Esqueça Jack Sparrow e suas piruetas bêbadas. The Cliff chega ao Prime Video com uma ambição completamente diferente: transformar o filme pirata em uma máquina de guerra ultraviolenta, a meio caminho entre John Wick e Piratas do Caribe, com uma dose de feminismo durão como bônus.
Produzido por Joe e Anthony Russo – os arquitetos do MCU – e dirigido por Frank E. Flowers (roteirista de Bob Marley: One Love), o filme acompanha Ercell Bodden apelidada de “Bloody Mary” (Priyanka Chopra Jonas), uma ex-pirata convertida em mãe pacífica nas Ilhas Cayman.
Só que seu ex-capitão, Connor (Karl Urban, impecável como antagonista implacável), chega para fazê-lo pagar por uma traição do passado. Resultado: 1h41 de ação quase ininterrupta onde Bloody Mary libera sua fúria vingativa para proteger seu filho Isaac (Vedanten Naidoo), seu marido TH (Ismael Cruz Cordova) e sua cunhada Elizabeth (Safia Oakley-Green).

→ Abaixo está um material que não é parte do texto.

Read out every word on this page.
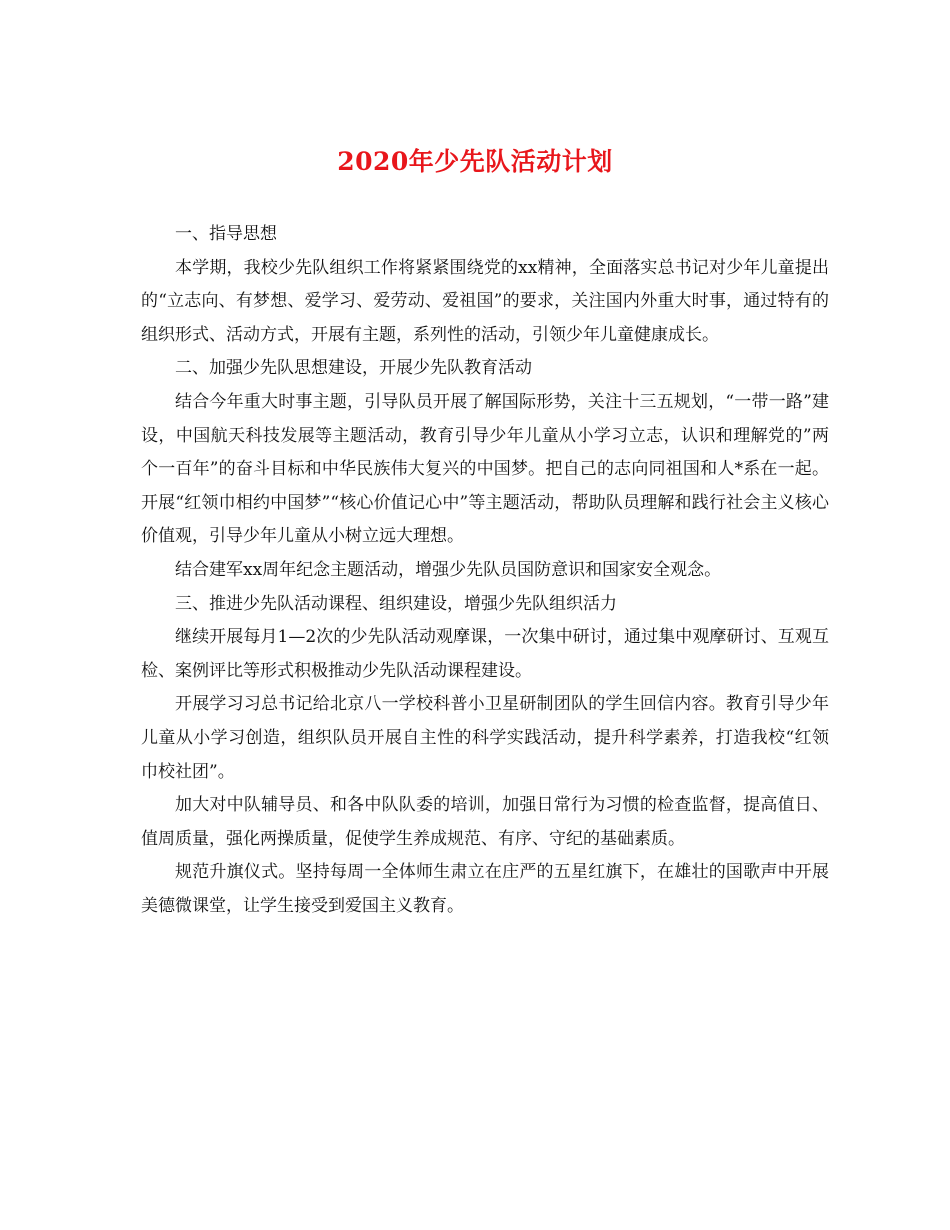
2020年少先队活动计划

一、指导思想

本学期，我校少先队组织工作将紧紧围绕党的xx精神，全面落实总书记对少年儿童提出的“立志向、有梦想、爱学习、爱劳动、爱祖国”的要求，关注国内外重大时事，通过特有的组织形式、活动方式，开展有主题，系列性的活动，引领少年儿童健康成长。

二、加强少先队思想建设，开展少先队教育活动

结合今年重大时事主题，引导队员开展了解国际形势，关注十三五规划，“一带一路”建设，中国航天科技发展等主题活动，教育引导少年儿童从小学习立志，认识和理解党的”两个一百年”的奋斗目标和中华民族伟大复兴的中国梦。把自己的志向同祖国和人*系在一起。开展“红领巾相约中国梦”“核心价值记心中”等主题活动，帮助队员理解和践行社会主义核心价值观，引导少年儿童从小树立远大理想。

结合建军xx周年纪念主题活动，增强少先队员国防意识和国家安全观念。

三、推进少先队活动课程、组织建设，增强少先队组织活力

继续开展每月1—2次的少先队活动观摩课，一次集中研讨，通过集中观摩研讨、互观互检、案例评比等形式积极推动少先队活动课程建设。

开展学习习总书记给北京八一学校科普小卫星研制团队的学生回信内容。教育引导少年儿童从小学习创造，组织队员开展自主性的科学实践活动，提升科学素养，打造我校“红领巾校社团”。

加大对中队辅导员、和各中队队委的培训，加强日常行为习惯的检查监督，提高值日、值周质量，强化两操质量，促使学生养成规范、有序、守纪的基础素质。

规范升旗仪式。坚持每周一全体师生肃立在庄严的五星红旗下，在雄壮的国歌声中开展美德微课堂，让学生接受到爱国主义教育。
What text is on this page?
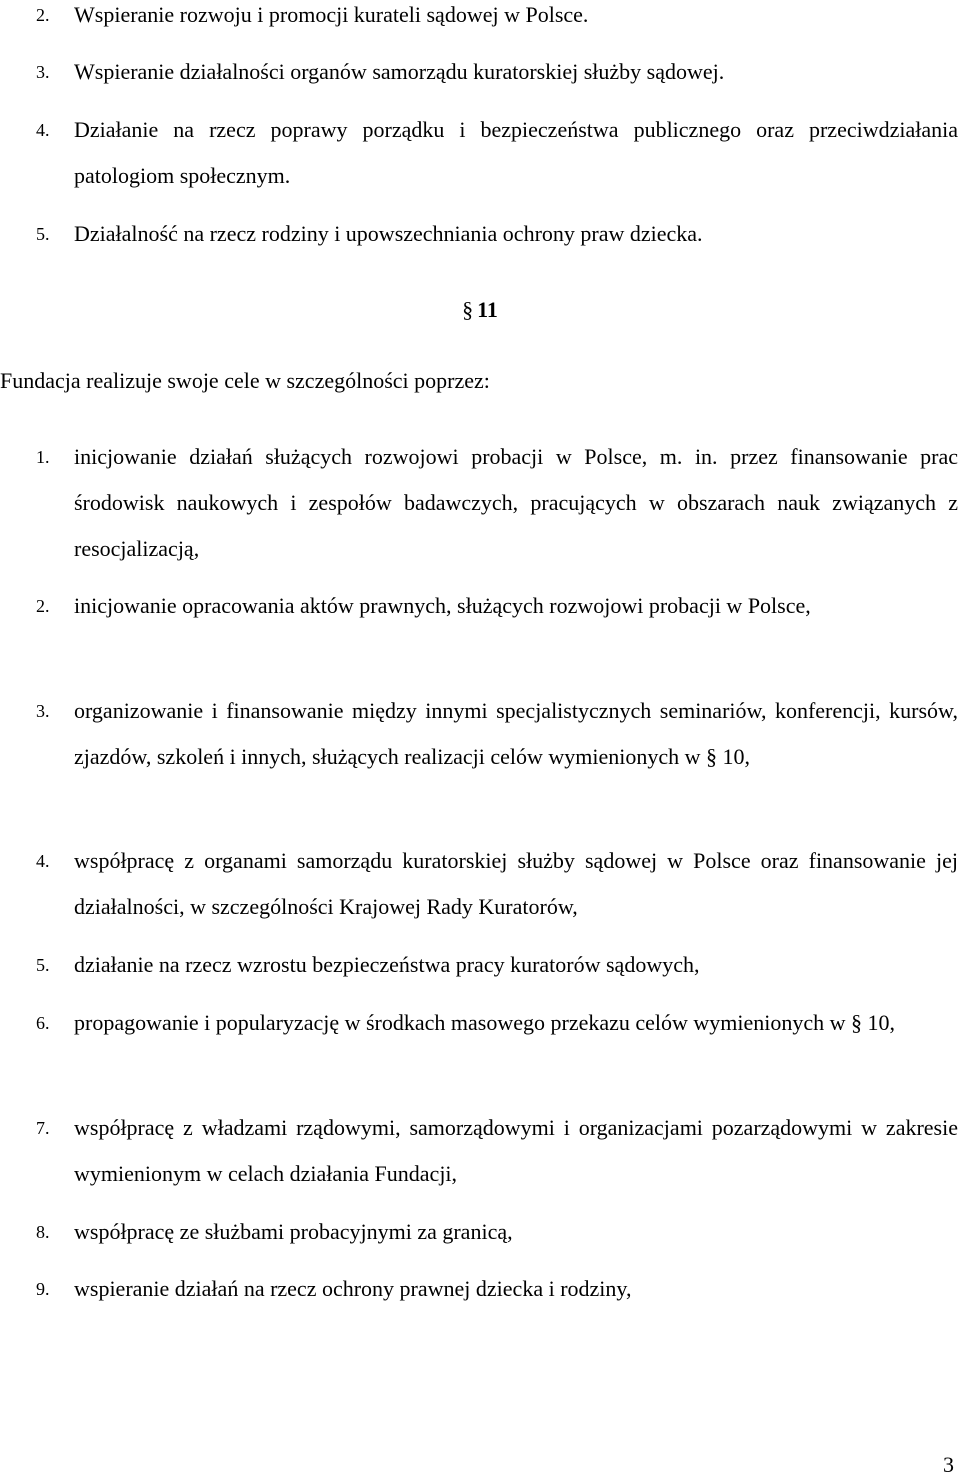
2.	Wspieranie rozwoju i promocji kurateli sądowej w Polsce.
3.	Wspieranie działalności organów samorządu kuratorskiej służby sądowej.
4.	Działanie na rzecz poprawy porządku i bezpieczeństwa publicznego oraz przeciwdziałania patologiom społecznym.
5.	Działalność na rzecz rodziny i upowszechniania ochrony praw dziecka.
§ 11
Fundacja realizuje swoje cele w szczególności poprzez:
1.	inicjowanie działań służących rozwojowi probacji w Polsce, m. in. przez finansowanie prac środowisk naukowych i zespołów badawczych, pracujących w obszarach nauk związanych z resocjalizacją,
2.	inicjowanie opracowania aktów prawnych, służących rozwojowi probacji w Polsce,
3.	organizowanie i finansowanie między innymi specjalistycznych seminariów, konferencji, kursów, zjazdów, szkoleń i innych, służących realizacji celów wymienionych w § 10,
4.	współpracę z organami samorządu kuratorskiej służby sądowej w Polsce oraz finansowanie jej działalności, w szczególności Krajowej Rady Kuratorów,
5.	działanie na rzecz wzrostu bezpieczeństwa pracy kuratorów sądowych,
6.	propagowanie i popularyzację w środkach masowego przekazu celów wymienionych w § 10,
7.	współpracę z władzami rządowymi, samorządowymi i organizacjami pozarządowymi w zakresie wymienionym w celach działania Fundacji,
8.	współpracę ze służbami probacyjnymi za granicą,
9.	wspieranie działań na rzecz ochrony prawnej dziecka i rodziny,
3
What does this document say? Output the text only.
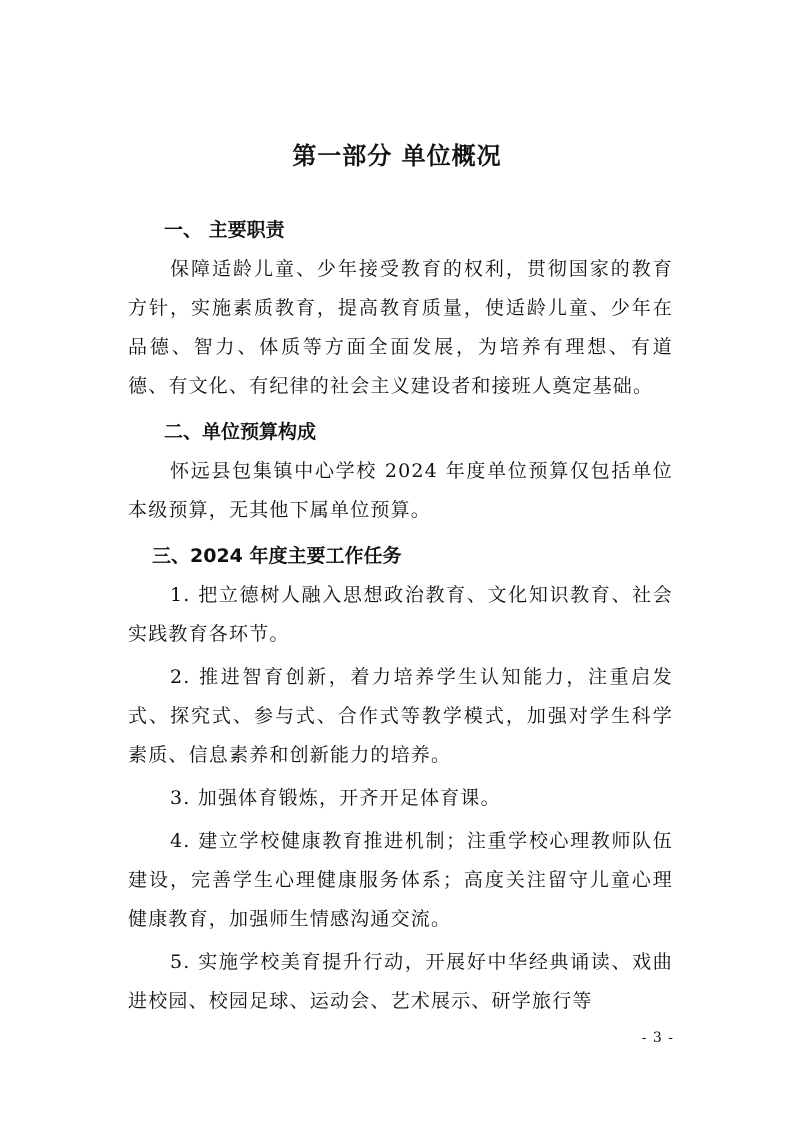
第一部分 单位概况
一、 主要职责

保障适龄儿童、少年接受教育的权利，贯彻国家的教育方针，实施素质教育，提高教育质量，使适龄儿童、少年在品德、智力、体质等方面全面发展，为培养有理想、有道德、有文化、有纪律的社会主义建设者和接班人奠定基础。

二、单位预算构成

怀远县包集镇中心学校 2024 年度单位预算仅包括单位本级预算，无其他下属单位预算。

三、2024 年度主要工作任务

1. 把立德树人融入思想政治教育、文化知识教育、社会实践教育各环节。

2. 推进智育创新，着力培养学生认知能力，注重启发式、探究式、参与式、合作式等教学模式，加强对学生科学素质、信息素养和创新能力的培养。

3. 加强体育锻炼，开齐开足体育课。

4. 建立学校健康教育推进机制；注重学校心理教师队伍建设，完善学生心理健康服务体系；高度关注留守儿童心理健康教育，加强师生情感沟通交流。

5. 实施学校美育提升行动，开展好中华经典诵读、戏曲进校园、校园足球、运动会、艺术展示、研学旅行等

- 3 -
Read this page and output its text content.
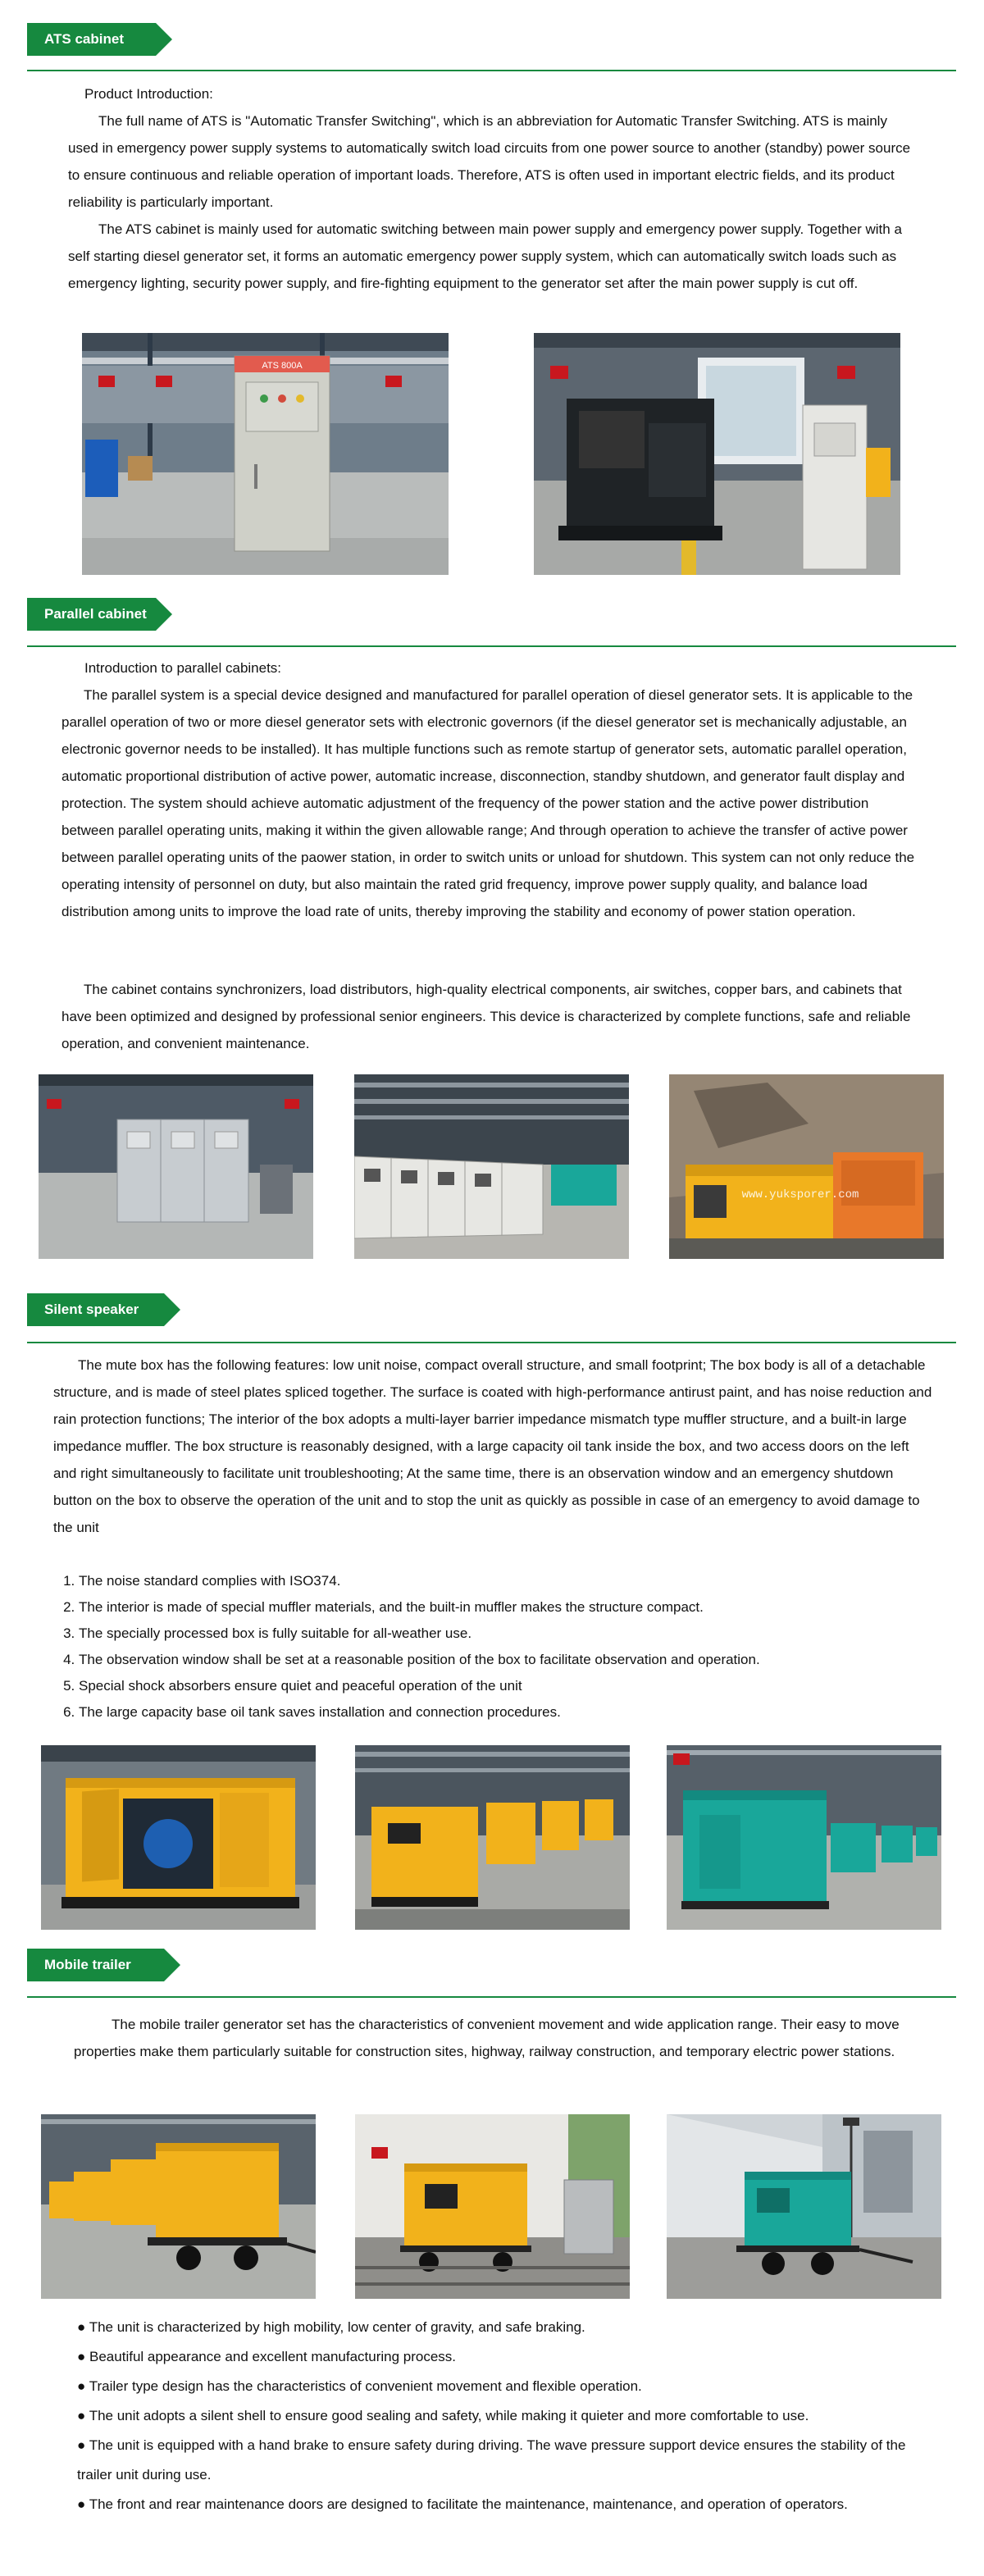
ATS cabinet
Product Introduction:

The full name of ATS is "Automatic Transfer Switching", which is an abbreviation for Automatic Transfer Switching. ATS is mainly used in emergency power supply systems to automatically switch load circuits from one power source to another (standby) power source to ensure continuous and reliable operation of important loads. Therefore, ATS is often used in important electric fields, and its product reliability is particularly important.

The ATS cabinet is mainly used for automatic switching between main power supply and emergency power supply. Together with a self starting diesel generator set, it forms an automatic emergency power supply system, which can automatically switch loads such as emergency lighting, security power supply, and fire-fighting equipment to the generator set after the main power supply is cut off.

ATS 800A
Parallel cabinet
Introduction to parallel cabinets:

The parallel system is a special device designed and manufactured for parallel operation of diesel generator sets. It is applicable to the parallel operation of two or more diesel generator sets with electronic governors (if the diesel generator set is mechanically adjustable, an electronic governor needs to be installed). It has multiple functions such as remote startup of generator sets, automatic parallel operation, automatic proportional distribution of active power, automatic increase, disconnection, standby shutdown, and generator fault display and protection. The system should achieve automatic adjustment of the frequency of the power station and the active power distribution between parallel operating units, making it within the given allowable range; And through operation to achieve the transfer of active power between parallel operating units of the paower station, in order to switch units or unload for shutdown. This system can not only reduce the operating intensity of personnel on duty, but also maintain the rated grid frequency, improve power supply quality, and balance load distribution among units to improve the load rate of units, thereby improving the stability and economy of power station operation.

The cabinet contains synchronizers, load distributors, high-quality electrical components, air switches, copper bars, and cabinets that have been optimized and designed by professional senior engineers. This device is characterized by complete functions, safe and reliable operation, and convenient maintenance.

www.yuksporer.com
Silent speaker

The mute box has the following features: low unit noise, compact overall structure, and small footprint; The box body is all of a detachable structure, and is made of steel plates spliced together. The surface is coated with high-performance antirust paint, and has noise reduction and rain protection functions; The interior of the box adopts a multi-layer barrier impedance mismatch type muffler structure, and a built-in large impedance muffler. The box structure is reasonably designed, with a large capacity oil tank inside the box, and two access doors on the left and right simultaneously to facilitate unit troubleshooting; At the same time, there is an observation window and an emergency shutdown button on the box to observe the operation of the unit and to stop the unit as quickly as possible in case of an emergency to avoid damage to the unit

1. The noise standard complies with ISO374.
2. The interior is made of special muffler materials, and the built-in muffler makes the structure compact.
3. The specially processed box is fully suitable for all-weather use.
4. The observation window shall be set at a reasonable position of the box to facilitate observation and operation.
5. Special shock absorbers ensure quiet and peaceful operation of the unit
6. The large capacity base oil tank saves installation and connection procedures.
Mobile trailer

The mobile trailer generator set has the characteristics of convenient movement and wide application range. Their easy to move properties make them particularly suitable for construction sites, highway, railway construction, and temporary electric power stations.

● The unit is characterized by high mobility, low center of gravity, and safe braking.
● Beautiful appearance and excellent manufacturing process.
● Trailer type design has the characteristics of convenient movement and flexible operation.
● The unit adopts a silent shell to ensure good sealing and safety, while making it quieter and more comfortable to use.
● The unit is equipped with a hand brake to ensure safety during driving. The wave pressure support device ensures the stability of the trailer unit during use.
● The front and rear maintenance doors are designed to facilitate the maintenance, maintenance, and operation of operators.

100% entretenimento, com suporte até o fim
Poderíamos dizer de imediato: La Falaise não se preocupa com o cenário. O filme privilegia a ação crua, lutas coreografadas e acrobacias espetaculares em detrimento de uma trama sofisticada. Mas esse é o ponto dele. O filme abraça plenamente sua busca pelo puro entretenimento, sem pretensão de contar uma grande e bela história.
A particularidade do filme é sua mistura explosiva de estilos. O gun-fu ao estilo John Wick – pistolas, rifles e armas de fogo (às vezes um pouco sofisticados demais para a época, mas vamos em frente) – anda de mãos dadas com o clássico filme de espadachim, sabres e facas para apoiá-lo.
Priyanka Chopra Jonas, já conhecida por seus papéis de ação, entrega aqui uma composição fiel às anteriores. Seu Ercell é um guerreiro implacável, formidável em combate, e o filme não hesita em mostrar seus crânios esmagados enquanto diz ao filho para desviar o olhar. Isso também é ser uma boa mãe.
Indiana Jones + Os Goonies no final
A última parte do filme muda para um registro francamente lúdico. O confronto final obrigatório numa caverna que Indiana Jones não teria negado multiplica os perigos e armadilhas mortais. Oscilamos, portanto, entre uma homenagem a Indy e aos Goonies, mas uma versão adulta. Uma sequência onde o filme se desprende completamente dos cavalos e assume o seu ADN como puro espetáculo.
Por fim, é impossível perder o aceno histórico: o apelido “Bloody Mary” é uma homenagem direta a Mary Read, uma verdadeira mulher pirata do século XVIII. Ao encarnar uma heroína tão formidável, La Falaise insere-se numa linha feminista… oportunista certamente, mas que é boa para o género. É sempre útil lembrar que uma mulher pode ser tão formidável quanto um homem.
La Falaise está disponível no Prime Video desde 25 de fevereiro de 2026.